With 57 percent of ballot boxes counted, Salvador Nasralla was ahead with an almost 5 point margin at 45 percent, according to the first official results, released nearly 10 hours after voting ended.

“I am the new president-elect of Honduras,” Nasralla, 64, wrote on Twitter after the results were announced. Earlier, he and President Juan Orlando Hernandez had held competing events claiming victory during the long wait.

Nasralla, who helms the Opposition Alliance Against the Dictatorship, had 45.17 percent of the vote, while the National Party’s Hernandez had 40.21 percent, according to the country’s election tribunal.

A victory for Nasralla would be a blow for the US, which sees Hernandez as a reliable ally in tackling drug trafficking, gangs and migration. The US has longstanding military ties to Honduras and few ideological allies among the current crop of Central American presidents.

The attempt by Hernandez to clinch a second term was divisive in the poor Central American country.

Honduras is still trying to overcome the after effects of a 2009 coup that ensued when former President Manuel Zelaya, an ally of late Venezuelan leader Hugo Chavez, proposed a referendum on lifting term limits.

Zelaya was at Nasralla’s side on Monday morning.
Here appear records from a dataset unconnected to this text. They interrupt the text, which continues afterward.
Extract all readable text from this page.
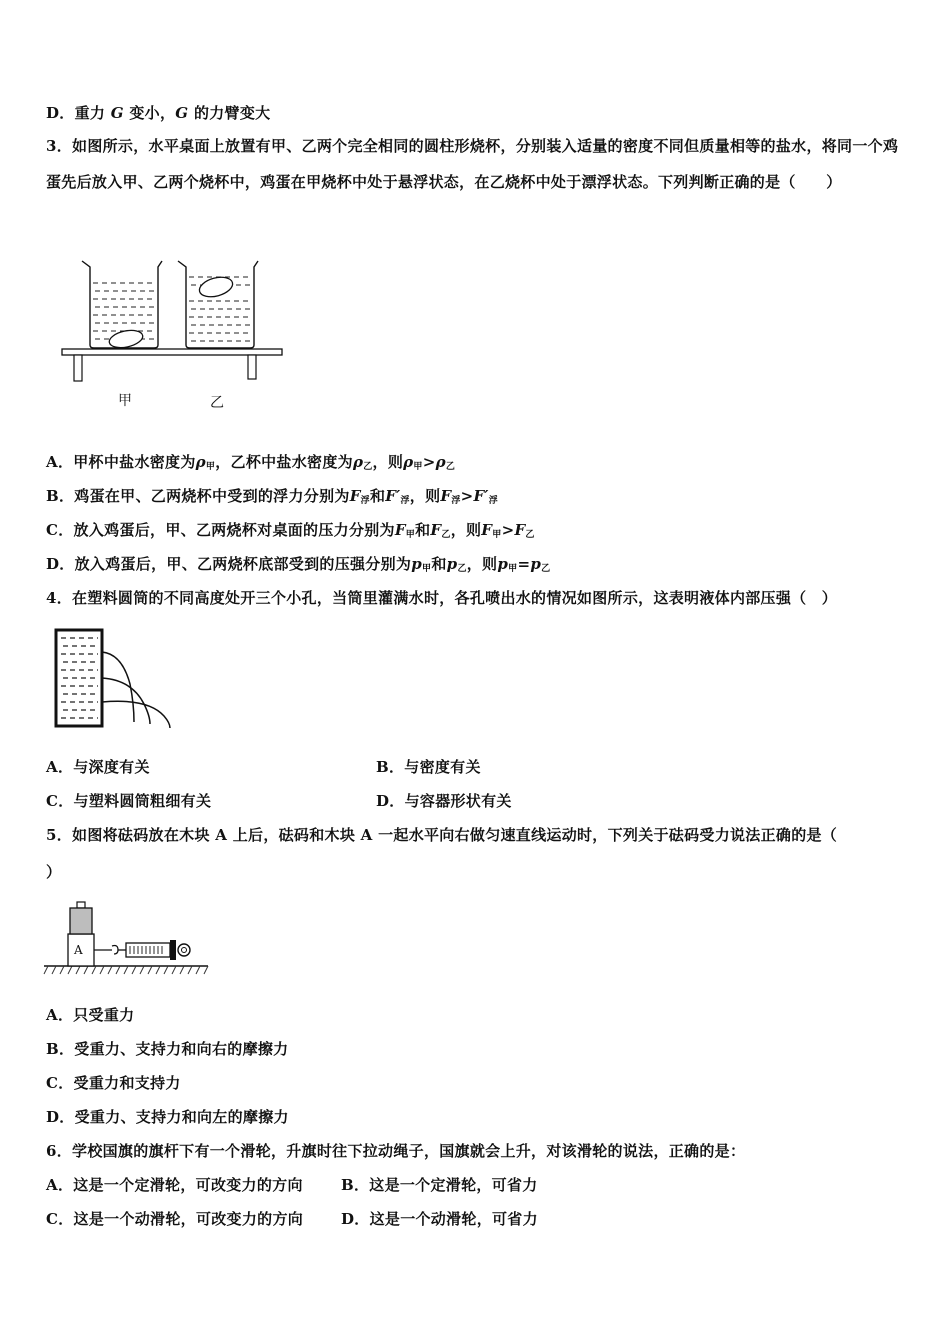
D．重力 G 变小，G 的力臂变大
3．如图所示，水平桌面上放置有甲、乙两个完全相同的圆柱形烧杯，分别装入适量的密度不同但质量相等的盐水，将同一个鸡蛋先后放入甲、乙两个烧杯中，鸡蛋在甲烧杯中处于悬浮状态，在乙烧杯中处于漂浮状态。下列判断正确的是（　　）
甲	乙
A．甲杯中盐水密度为$\rho_甲$，乙杯中盐水密度为$\rho_乙$，则$\rho_甲>\rho_乙$
B．鸡蛋在甲、乙两烧杯中受到的浮力分别为$F_浮$和$F'_浮$，则$F_浮>F'_浮$
C．放入鸡蛋后，甲、乙两烧杯对桌面的压力分别为$F_甲$和$F_乙$，则$F_甲>F_乙$
D．放入鸡蛋后，甲、乙两烧杯底部受到的压强分别为$p_甲$和$p_乙$，则$p_甲=p_乙$
4．在塑料圆筒的不同高度处开三个小孔，当筒里灌满水时，各孔喷出水的情况如图所示，这表明液体内部压强（　）
A．与深度有关	B．与密度有关
C．与塑料圆筒粗细有关	D．与容器形状有关
5．如图将砝码放在木块 A 上后，砝码和木块 A 一起水平向右做匀速直线运动时，下列关于砝码受力说法正确的是（
）
A
A．只受重力
B．受重力、支持力和向右的摩擦力
C．受重力和支持力
D．受重力、支持力和向左的摩擦力
6．学校国旗的旗杆下有一个滑轮，升旗时往下拉动绳子，国旗就会上升，对该滑轮的说法，正确的是：
A．这是一个定滑轮，可改变力的方向	B．这是一个定滑轮，可省力
C．这是一个动滑轮，可改变力的方向	D．这是一个动滑轮，可省力
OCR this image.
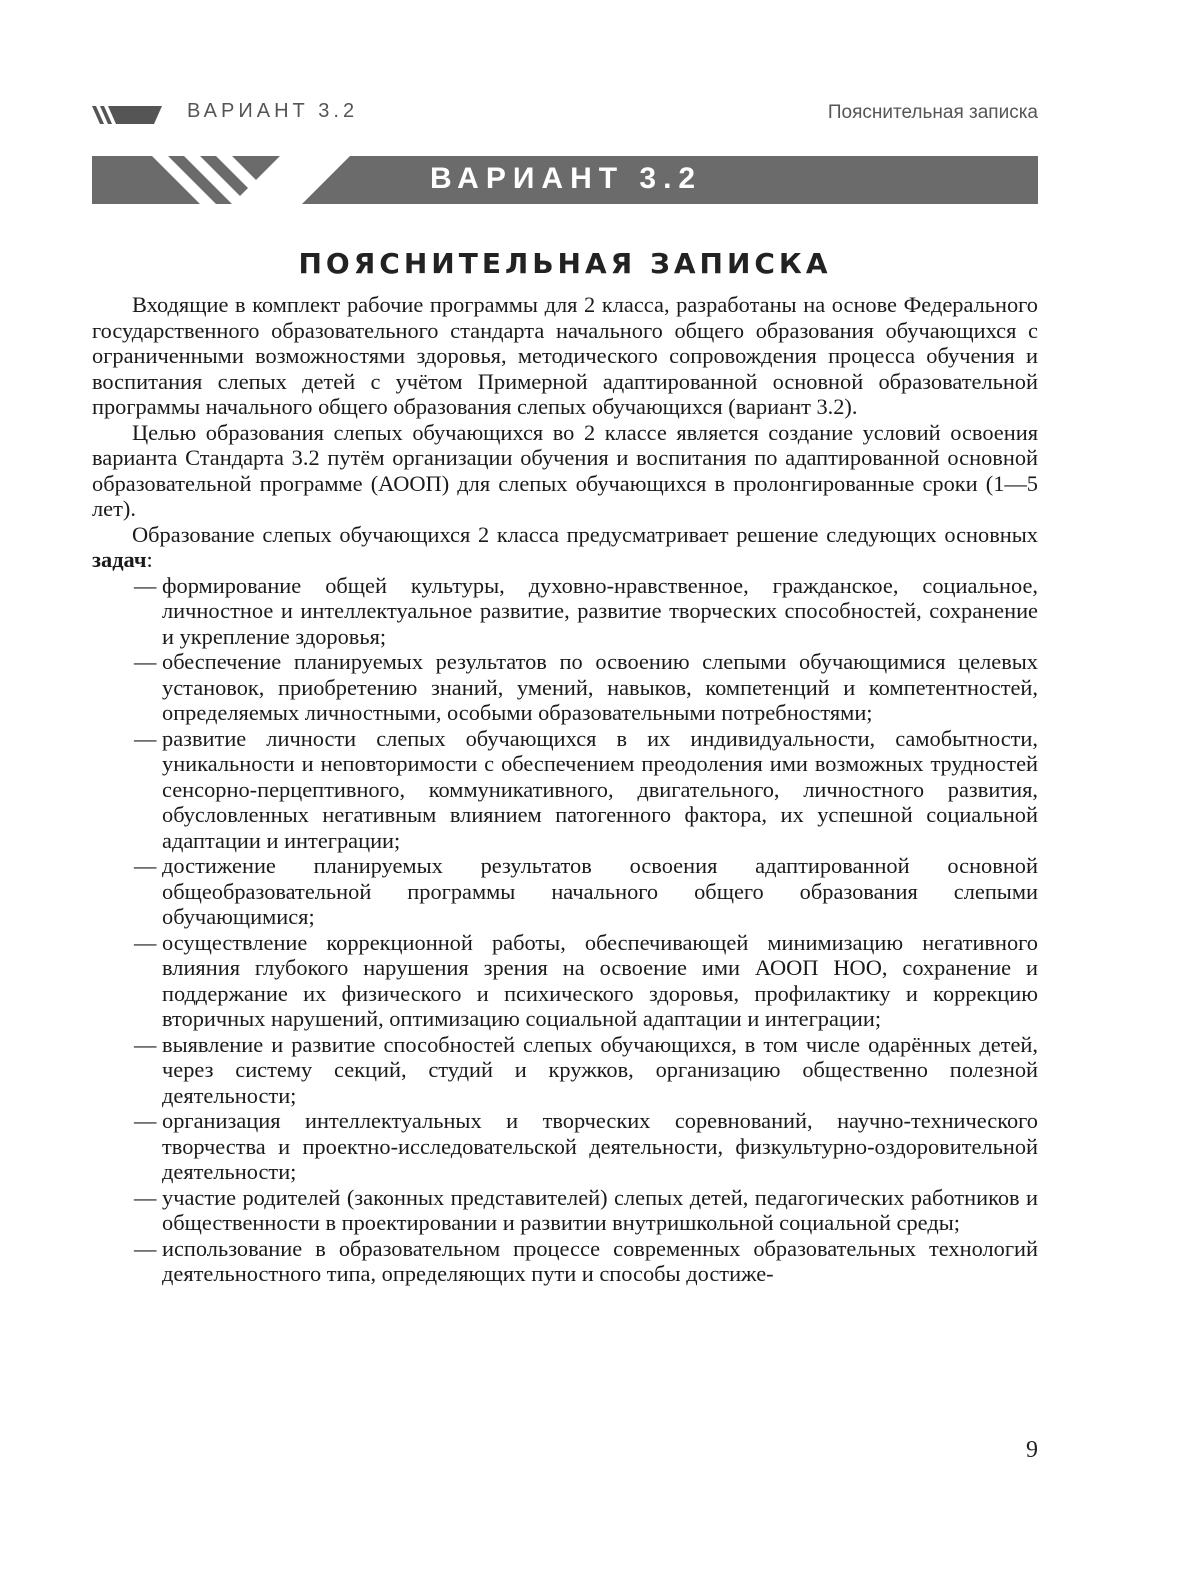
ВАРИАНТ 3.2	Пояснительная записка
ВАРИАНТ 3.2
ПОЯСНИТЕЛЬНАЯ ЗАПИСКА

Входящие в комплект рабочие программы для 2 класса, разработаны на основе Федерального государственного образовательного стандарта начального общего образования обучающихся с ограниченными возможностями здоровья, методического сопровождения процесса обучения и воспитания слепых детей с учётом Примерной адаптированной основной образовательной программы начального общего образования слепых обучающихся (вариант 3.2).

Целью образования слепых обучающихся во 2 классе является создание условий освоения варианта Стандарта 3.2 путём организации обучения и воспитания по адаптированной основной образовательной программе (АООП) для слепых обучающихся в пролонгированные сроки (1—5 лет).

Образование слепых обучающихся 2 класса предусматривает решение следующих основных задач:

— формирование общей культуры, духовно-нравственное, гражданское, социальное, личностное и интеллектуальное развитие, развитие творческих способностей, сохранение и укрепление здоровья;
— обеспечение планируемых результатов по освоению слепыми обучающимися целевых установок, приобретению знаний, умений, навыков, компетенций и компетентностей, определяемых личностными, особыми образовательными потребностями;
— развитие личности слепых обучающихся в их индивидуальности, самобытности, уникальности и неповторимости с обеспечением преодоления ими возможных трудностей сенсорно-перцептивного, коммуникативного, двигательного, личностного развития, обусловленных негативным влиянием патогенного фактора, их успешной социальной адаптации и интеграции;
— достижение планируемых результатов освоения адаптированной основной общеобразовательной программы начального общего образования слепыми обучающимися;
— осуществление коррекционной работы, обеспечивающей минимизацию негативного влияния глубокого нарушения зрения на освоение ими АООП НОО, сохранение и поддержание их физического и психического здоровья, профилактику и коррекцию вторичных нарушений, оптимизацию социальной адаптации и интеграции;
— выявление и развитие способностей слепых обучающихся, в том числе одарённых детей, через систему секций, студий и кружков, организацию общественно полезной деятельности;
— организация интеллектуальных и творческих соревнований, научно-технического творчества и проектно-исследовательской деятельности, физкультурно-оздоровительной деятельности;
— участие родителей (законных представителей) слепых детей, педагогических работников и общественности в проектировании и развитии внутришкольной социальной среды;
— использование в образовательном процессе современных образовательных технологий деятельностного типа, определяющих пути и способы достиже-
9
As coordinator and, many believe, the true power in the Alliance, Zelaya would be a major beneficiary if Nasralla wins.

Zelaya was ditched amid fears he was plotting to adopt socialist policies in Honduras, a country where a conservative business class wields enormous power. The US wrestled with how to handle the coup, and Zelaya remains a bogeyman for US officials and many of Honduras’ elite.


Polls, including one released after voting ended on Sunday, had shown Hernandez likely to easily win a second term that would have made him the first president re-elected since Honduras shed military rule nearly four decades ago. The bid was made possible by a contentious 2015 decision by the Supreme Court.


After the results were announced, Hernandez delivered a brief statement, reiterating that he had won, and urging supporters to wait for fresh results to come in from rural areas, where he enjoys greater support.